Hoffnung

Flutopfer suchen Halt an einem Baum

Worauf hoffen Sie? Dass das Leben glückt? Dass die Beziehung hält? Dass sich die Freundschaft bewährt? Dass ein geliebter Mensch am Leben bleibt? Dass Sie im Lotto gewinnen? Dass Ihr Lieblingsverein nicht absteigt? Dass Sie die Krankheit überwinden und genesen? Dass noch nicht alles verloren ist?

Was gibt Ihnen Hoffnung? Und was macht sie stark? Ist nicht viel Anlass zur Hoffnungslosigkeit? "Kann man die Hoffnung behalten", fragt jemand, "wenn das Leben sich immer mehr als uneinsichtig erweist?" Und tatsächlich erfahren wir so vieles, was es schädigt und schändet: Krieg und Katastrophen, Armut, Hunger und Ungerechtigkeit. Wo wir doch so große Wünsche an das Leben haben.

Hoffnung. Sie ist die Mutter unserer Sehnsüchte. Sie ist mal vermessen und mal begründet, mal nüchtern und mal banal. Sie reicht von zuversichtlicher Erwartung bis zu unbeirrbarem Ausharren. Heiterkeit, Geduld und Zuverlässigkeit sind ihre Gefährtinnen. Mit ihr kommt die Zukunft in die Gegenwart. Sie ist am Gelingen interessiert. Und sie begegnet uns in mancherlei Gestalt: in einem Tor oder einem Licht, einem Baum oder einem Wort.

Die Hoffnung stirbt zuletzt, weiß der Volksmund. Aber wo Hoffnung ist, ist immer auch Furcht. Wenn sie sich als Illusion erweist, wenn sie zerbricht, bleibt ein zermürbter Mensch zurück. Wir teilen dann und wann auch die Erfahrung des Dichters William Shakespeare: "Heute sprießen der Hoffnung zarte Knospen, morgen blühen sie, und übermorgen kommt der Frost." Weniger blumig: Wieviel Hoffnung ist nach der politischen Wende in Deutschland der Ernüchterung und Enttäuschung gewichen. Nicht nur, weil die blühenden Landschaften im Osten so zäh wachsen.

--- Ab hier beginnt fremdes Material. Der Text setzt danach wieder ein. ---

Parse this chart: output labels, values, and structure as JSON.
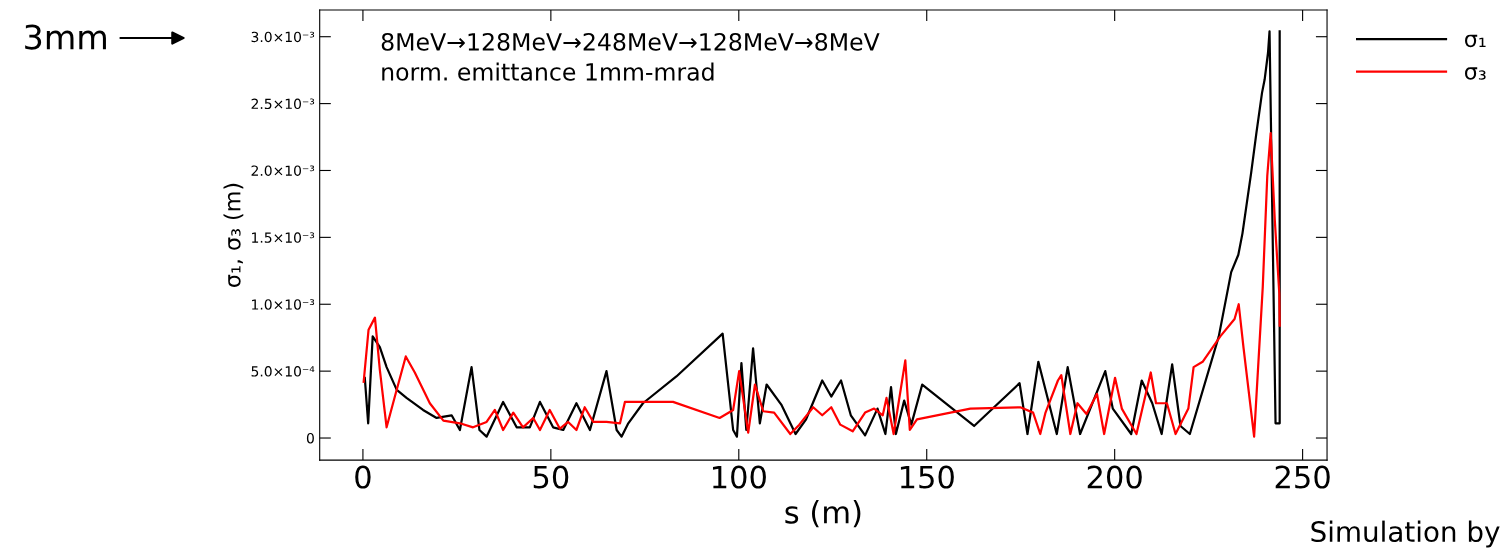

Hoffnung? Sie ist mehr: Lebensgrund. Hoffnung ist wie ein Balken im Wasser. Daran klammern wir uns. In der Not. In der Krise. In der Gefahr. In der Angst. Hoffnung bewahrt uns vor der Verzweiflung. Sie hält uns über Wasser. Buchstäblich. Die Bilder der Menschen in Mosambik, die vor den Fluten auf die Reste einer Brücke flüchten und auf den rettenden Hubschrauber warten, sind uns noch eindrücklich vor Augen.

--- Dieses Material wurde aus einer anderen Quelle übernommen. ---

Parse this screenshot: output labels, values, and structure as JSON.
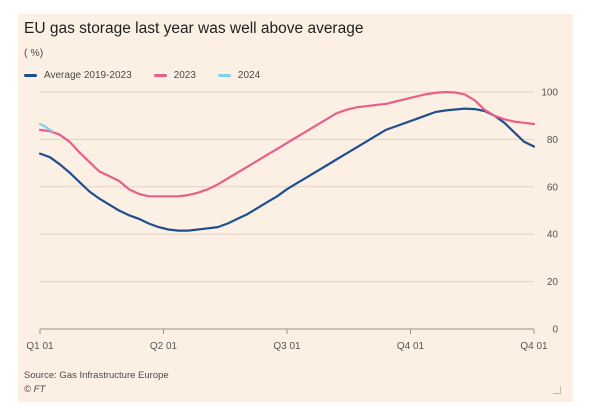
{
  "chart_data": {
    "type": "line",
    "title": "EU gas storage last year was well above average",
    "unit": "( %)",
    "x_ticks": [
      "Q1 01",
      "Q2 01",
      "Q3 01",
      "Q4 01",
      "Q4 01"
    ],
    "ylim": [
      0,
      100
    ],
    "y_ticks": [
      0,
      20,
      40,
      60,
      80,
      100
    ],
    "grid": true,
    "legend": "top-left",
    "series": [
      {
        "name": "Average 2019-2023",
        "color": "#1f4f8f",
        "values": [
          {
            "x": 0,
            "y": 74
          },
          {
            "x": 0.02,
            "y": 72.5
          },
          {
            "x": 0.04,
            "y": 69.5
          },
          {
            "x": 0.06,
            "y": 66
          },
          {
            "x": 0.08,
            "y": 62
          },
          {
            "x": 0.1,
            "y": 58
          },
          {
            "x": 0.12,
            "y": 55
          },
          {
            "x": 0.14,
            "y": 52.5
          },
          {
            "x": 0.16,
            "y": 50
          },
          {
            "x": 0.18,
            "y": 48
          },
          {
            "x": 0.2,
            "y": 46.5
          },
          {
            "x": 0.22,
            "y": 44.5
          },
          {
            "x": 0.24,
            "y": 43
          },
          {
            "x": 0.26,
            "y": 42
          },
          {
            "x": 0.28,
            "y": 41.5
          },
          {
            "x": 0.3,
            "y": 41.5
          },
          {
            "x": 0.32,
            "y": 42
          },
          {
            "x": 0.34,
            "y": 42.5
          },
          {
            "x": 0.36,
            "y": 43
          },
          {
            "x": 0.38,
            "y": 44.5
          },
          {
            "x": 0.4,
            "y": 46.5
          },
          {
            "x": 0.42,
            "y": 48.5
          },
          {
            "x": 0.44,
            "y": 51
          },
          {
            "x": 0.46,
            "y": 53.5
          },
          {
            "x": 0.48,
            "y": 56
          },
          {
            "x": 0.5,
            "y": 59
          },
          {
            "x": 0.52,
            "y": 61.5
          },
          {
            "x": 0.54,
            "y": 64
          },
          {
            "x": 0.56,
            "y": 66.5
          },
          {
            "x": 0.58,
            "y": 69
          },
          {
            "x": 0.6,
            "y": 71.5
          },
          {
            "x": 0.62,
            "y": 74
          },
          {
            "x": 0.64,
            "y": 76.5
          },
          {
            "x": 0.66,
            "y": 79
          },
          {
            "x": 0.68,
            "y": 81.5
          },
          {
            "x": 0.7,
            "y": 84
          },
          {
            "x": 0.72,
            "y": 85.5
          },
          {
            "x": 0.74,
            "y": 87
          },
          {
            "x": 0.76,
            "y": 88.5
          },
          {
            "x": 0.78,
            "y": 90
          },
          {
            "x": 0.8,
            "y": 91.5
          },
          {
            "x": 0.82,
            "y": 92.2
          },
          {
            "x": 0.84,
            "y": 92.6
          },
          {
            "x": 0.86,
            "y": 93
          },
          {
            "x": 0.88,
            "y": 92.8
          },
          {
            "x": 0.9,
            "y": 92
          },
          {
            "x": 0.92,
            "y": 90
          },
          {
            "x": 0.94,
            "y": 87
          },
          {
            "x": 0.96,
            "y": 83
          },
          {
            "x": 0.98,
            "y": 79
          },
          {
            "x": 1.0,
            "y": 77
          }
        ]
      },
      {
        "name": "2023",
        "color": "#e8608a",
        "values": [
          {
            "x": 0,
            "y": 84
          },
          {
            "x": 0.02,
            "y": 83.5
          },
          {
            "x": 0.04,
            "y": 82
          },
          {
            "x": 0.06,
            "y": 79
          },
          {
            "x": 0.08,
            "y": 74.5
          },
          {
            "x": 0.1,
            "y": 70.5
          },
          {
            "x": 0.12,
            "y": 66.5
          },
          {
            "x": 0.14,
            "y": 64.5
          },
          {
            "x": 0.16,
            "y": 62.5
          },
          {
            "x": 0.18,
            "y": 59
          },
          {
            "x": 0.2,
            "y": 57
          },
          {
            "x": 0.22,
            "y": 56
          },
          {
            "x": 0.24,
            "y": 56
          },
          {
            "x": 0.26,
            "y": 56
          },
          {
            "x": 0.28,
            "y": 56
          },
          {
            "x": 0.3,
            "y": 56.5
          },
          {
            "x": 0.32,
            "y": 57.5
          },
          {
            "x": 0.34,
            "y": 59
          },
          {
            "x": 0.36,
            "y": 61
          },
          {
            "x": 0.38,
            "y": 63.5
          },
          {
            "x": 0.4,
            "y": 66
          },
          {
            "x": 0.42,
            "y": 68.5
          },
          {
            "x": 0.44,
            "y": 71
          },
          {
            "x": 0.46,
            "y": 73.5
          },
          {
            "x": 0.48,
            "y": 76
          },
          {
            "x": 0.5,
            "y": 78.5
          },
          {
            "x": 0.52,
            "y": 81
          },
          {
            "x": 0.54,
            "y": 83.5
          },
          {
            "x": 0.56,
            "y": 86
          },
          {
            "x": 0.58,
            "y": 88.5
          },
          {
            "x": 0.6,
            "y": 91
          },
          {
            "x": 0.62,
            "y": 92.5
          },
          {
            "x": 0.64,
            "y": 93.5
          },
          {
            "x": 0.66,
            "y": 94
          },
          {
            "x": 0.68,
            "y": 94.5
          },
          {
            "x": 0.7,
            "y": 95
          },
          {
            "x": 0.72,
            "y": 96
          },
          {
            "x": 0.74,
            "y": 97
          },
          {
            "x": 0.76,
            "y": 98
          },
          {
            "x": 0.78,
            "y": 99
          },
          {
            "x": 0.8,
            "y": 99.6
          },
          {
            "x": 0.82,
            "y": 100
          },
          {
            "x": 0.84,
            "y": 99.8
          },
          {
            "x": 0.86,
            "y": 99
          },
          {
            "x": 0.88,
            "y": 96.5
          },
          {
            "x": 0.9,
            "y": 92.5
          },
          {
            "x": 0.92,
            "y": 90
          },
          {
            "x": 0.94,
            "y": 88.5
          },
          {
            "x": 0.96,
            "y": 87.5
          },
          {
            "x": 0.98,
            "y": 87
          },
          {
            "x": 1.0,
            "y": 86.5
          }
        ]
      },
      {
        "name": "2024",
        "color": "#7fd3e8",
        "values": [
          {
            "x": 0,
            "y": 86.5
          },
          {
            "x": 0.01,
            "y": 85.5
          },
          {
            "x": 0.02,
            "y": 84
          },
          {
            "x": 0.025,
            "y": 83.5
          }
        ]
      }
    ]
  },
  "source": "Source: Gas Infrastructure Europe",
  "copyright": "© FT"
}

Der Mensch lebt, solange er hofft. "Wenn die Wurzeln nicht vertrocknet sind, ist der Baum noch nicht tot", weiß der Dalai Lama, das geistliche und weltliche Oberhaupt der Tibeter. Hoffen heißt, "der Wirklichkeit nicht die Schleppe nachtragen, sondern die Fackel voran", meint der Theologe Jürgen Moltmann. “Meine Hoffnung steckt in meinen Beinen und in meinem Hintern", wird der amerikanische Jesuit Daniel Berrigan, der als Friedensaktivist zur Zeit des Vietnamkrieges wegen Sabotage lange im Gefängnis saß, sehr plastisch. Soll heißen: Man darf mit dem guten Ausgang einer Sache nur rechnen, wenn man anfängt, dafür zu arbeiten. Wer also hofft, findet sich nicht ab. Nimmt nicht hin, was ist und wie es ist. Nimmt Grenzen wahr, um sie zu überschreiten.

Die Hoffnung der Christen gründet in der Verkündigung des kommenden Reiches Gottes, wie immer sich dieses ausnehmen mag, und überwindet Angst und Tod. Kreuz und Auferstehung sind Symbole dafür. “Von daher ist christliche Hoffnung nach vorn gerichtet", schreibt Matthias Krieg, “nicht auf ,Erlösung in ein ,goldenes Zeitalter hinein, wie Ideologien es sich zu erträumen pflegen, sondern auf ,Versöhnung mit der Wirklichkeit. Dazu gehört der Glaube, dass Gott mitten im Wirklichen möglich ist: gestaltend, verändernd, liebend."